Dolphin doesn't show up in my normal list of apps so I have to open ES first to open it. Kind of a pain.

Also, the 1Mobile site is a little weird. Not the greatest grammar and then one part of the marketplace app is all in Chinese or something. Is it safe to use this site? I am ultra paranoid about that sort of thing. I am used to Apple products and feel reasonably safe usually, but not sure with Android.


----------



## Betsy the Quilter

Ann in Arlington said:


> Huh.
> 
> This morning, I just went to 1Mobile via my "app" and d/l'd and installed both Maxthon and Dolphin. In both cases, I tapped download. Without going to find it I got the install confirmation page. I tapped 'install'. (This is pretty normal on non-Fire android devices.) Then, once installed I get a message that it's done so and do I want to open it. I opened both and they both worked just fine.

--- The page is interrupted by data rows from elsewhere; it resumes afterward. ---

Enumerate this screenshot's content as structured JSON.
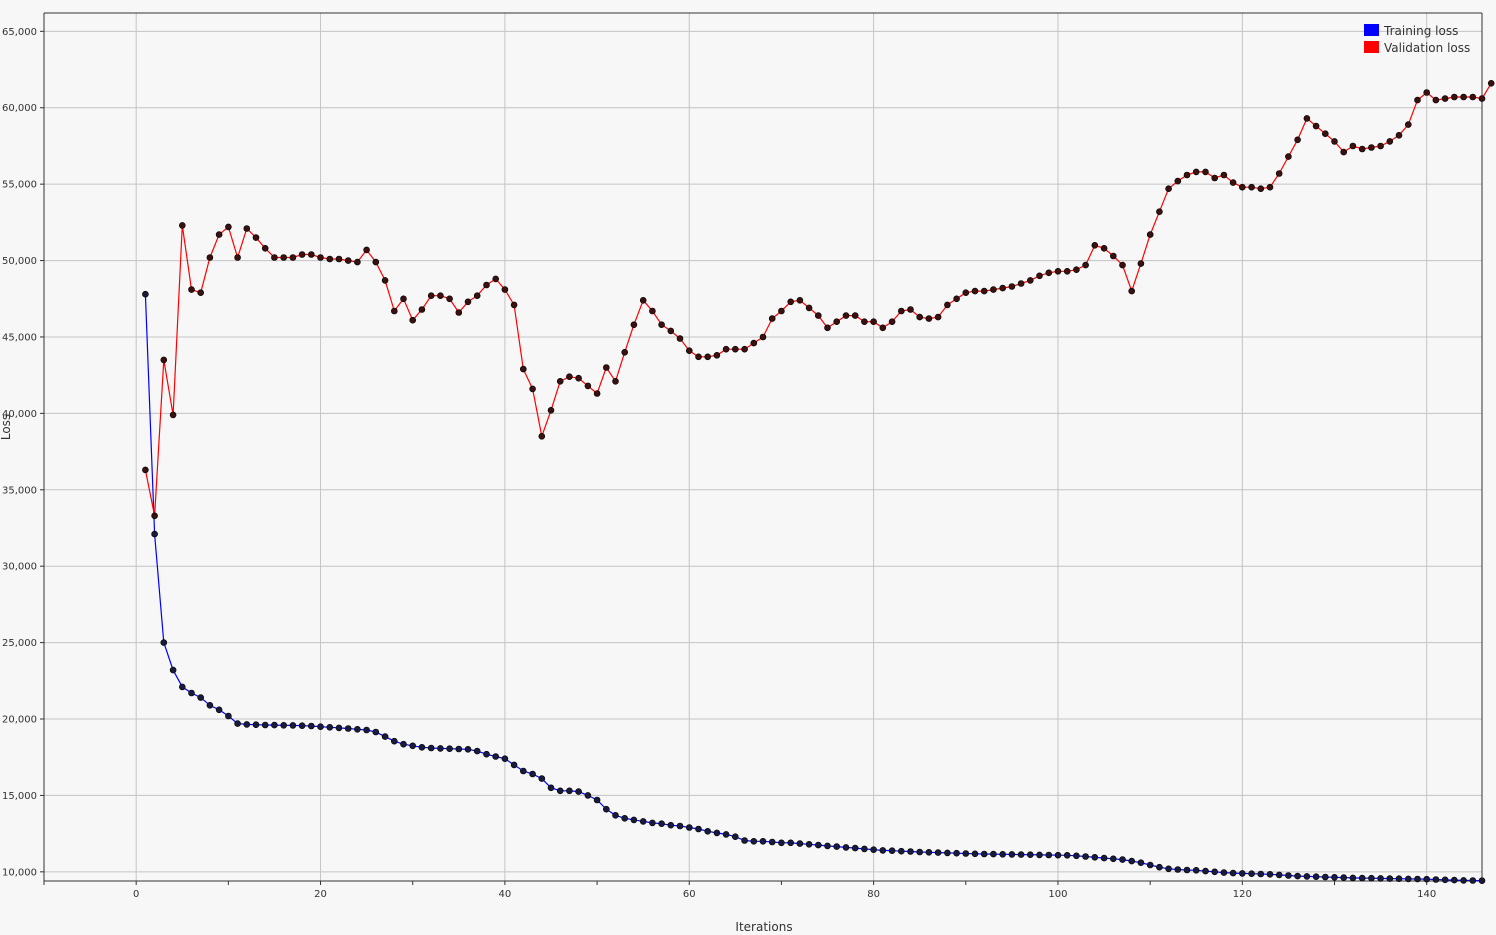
{
  "chart_data": {
    "type": "line",
    "title": "",
    "xlabel": "Iterations",
    "ylabel": "Loss",
    "xlim": [
      -10,
      146
    ],
    "ylim": [
      9400,
      66200
    ],
    "x_ticks": [
      0,
      20,
      40,
      60,
      80,
      100,
      120,
      140
    ],
    "x_tick_labels": [
      "0",
      "20",
      "40",
      "60",
      "80",
      "100",
      "120",
      "140"
    ],
    "y_ticks": [
      10000,
      15000,
      20000,
      25000,
      30000,
      35000,
      40000,
      45000,
      50000,
      55000,
      60000,
      65000
    ],
    "y_tick_labels": [
      "10,000",
      "15,000",
      "20,000",
      "25,000",
      "30,000",
      "35,000",
      "40,000",
      "45,000",
      "50,000",
      "55,000",
      "60,000",
      "65,000"
    ],
    "grid": true,
    "legend_position": "top-right",
    "series": [
      {
        "name": "Training loss",
        "color": "#0000ff",
        "x_start": 1,
        "values": [
          47800,
          32100,
          25000,
          23200,
          22100,
          21700,
          21400,
          20900,
          20600,
          20200,
          19700,
          19650,
          19630,
          19610,
          19600,
          19590,
          19580,
          19560,
          19540,
          19500,
          19460,
          19420,
          19380,
          19330,
          19280,
          19150,
          18850,
          18550,
          18350,
          18250,
          18150,
          18100,
          18080,
          18060,
          18040,
          18020,
          17900,
          17700,
          17550,
          17400,
          17000,
          16600,
          16400,
          16100,
          15500,
          15300,
          15300,
          15250,
          15000,
          14700,
          14100,
          13700,
          13500,
          13400,
          13300,
          13200,
          13150,
          13050,
          13000,
          12900,
          12800,
          12650,
          12550,
          12450,
          12300,
          12050,
          12000,
          12000,
          11950,
          11900,
          11900,
          11850,
          11800,
          11750,
          11700,
          11650,
          11600,
          11550,
          11500,
          11450,
          11400,
          11380,
          11350,
          11330,
          11300,
          11280,
          11260,
          11240,
          11220,
          11200,
          11180,
          11170,
          11160,
          11150,
          11140,
          11130,
          11120,
          11110,
          11100,
          11090,
          11080,
          11050,
          11000,
          10950,
          10900,
          10850,
          10800,
          10700,
          10600,
          10450,
          10300,
          10200,
          10150,
          10120,
          10100,
          10050,
          10000,
          9950,
          9920,
          9900,
          9880,
          9860,
          9840,
          9800,
          9760,
          9720,
          9700,
          9680,
          9660,
          9640,
          9620,
          9600,
          9590,
          9580,
          9570,
          9560,
          9550,
          9540,
          9530,
          9520,
          9500,
          9480,
          9460,
          9440,
          9430,
          9420
        ]
      },
      {
        "name": "Validation loss",
        "color": "#ff0000",
        "x_start": 1,
        "values": [
          36300,
          33300,
          43500,
          39900,
          52300,
          48100,
          47900,
          50200,
          51700,
          52200,
          50200,
          52100,
          51500,
          50800,
          50200,
          50200,
          50200,
          50400,
          50400,
          50200,
          50100,
          50100,
          50000,
          49900,
          50700,
          49900,
          48700,
          46700,
          47500,
          46100,
          46800,
          47700,
          47700,
          47500,
          46600,
          47300,
          47700,
          48400,
          48800,
          48100,
          47100,
          42900,
          41600,
          38500,
          40200,
          42100,
          42400,
          42300,
          41800,
          41300,
          43000,
          42100,
          44000,
          45800,
          47400,
          46700,
          45800,
          45400,
          44900,
          44100,
          43700,
          43700,
          43800,
          44200,
          44200,
          44200,
          44600,
          45000,
          46200,
          46700,
          47300,
          47400,
          46900,
          46400,
          45600,
          46000,
          46400,
          46400,
          46000,
          46000,
          45600,
          46000,
          46700,
          46800,
          46300,
          46200,
          46300,
          47100,
          47500,
          47900,
          48000,
          48000,
          48100,
          48200,
          48300,
          48500,
          48700,
          49000,
          49200,
          49300,
          49300,
          49400,
          49700,
          51000,
          50800,
          50300,
          49700,
          48000,
          49800,
          51700,
          53200,
          54700,
          55200,
          55600,
          55800,
          55800,
          55400,
          55600,
          55100,
          54800,
          54800,
          54700,
          54800,
          55700,
          56800,
          57900,
          59300,
          58800,
          58300,
          57800,
          57100,
          57500,
          57300,
          57400,
          57500,
          57800,
          58200,
          58900,
          60500,
          61000,
          60500,
          60600,
          60700,
          60700,
          60700,
          60600,
          61600
        ]
      }
    ]
  }
}
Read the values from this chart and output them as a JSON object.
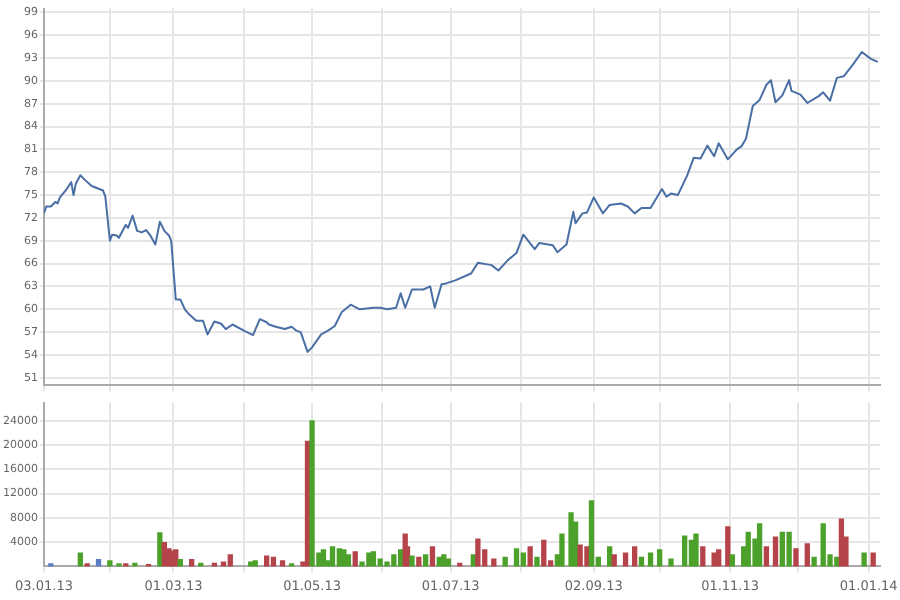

Installing the apps once 1Mobile was installed wasn't a problem. Getting 1Mobile installed (this time) seemed to be a problem. I'm not sure what changed.

And you used to be able to change the default browser; if you have multiple browser installed, when you do something that requires a browser, you should be prompted to select which browser you want to use, and at the bottom of that prompt is a check box to set whichever browser you use as the default browser. That doesn't seem to be working on my Fire HD, still playing with it.

Betsy


----------



## Betsy the Quilter

I should have posted the link, here it is for anyone else:
ES File Explorer

Hmmm. I've not seen those problems? And Dolphin does appear in my list of apps. Off to check 1mobile, which is supposed to be very safe.

Betsy


----------



## Ann in Arlington

I haven't noticed any non-English issues with 1Mobile either.  It actually looks a LOT like Google Play! 

All the apps I've gotten from there do show under "Apps".  Be sure you have 'device' selected as they won't be in the 'Cloud' which are Amazon only.


----------



## Betsy the Quilter

Here's what 1mobile looks like to me and my list of apps









above, home page I see using the app. Below, an overview of the form by genre.

















my list of apps, Dolphin is right center, top row.

Sent from Killashandra, 
my Kindle Fire 4G


----------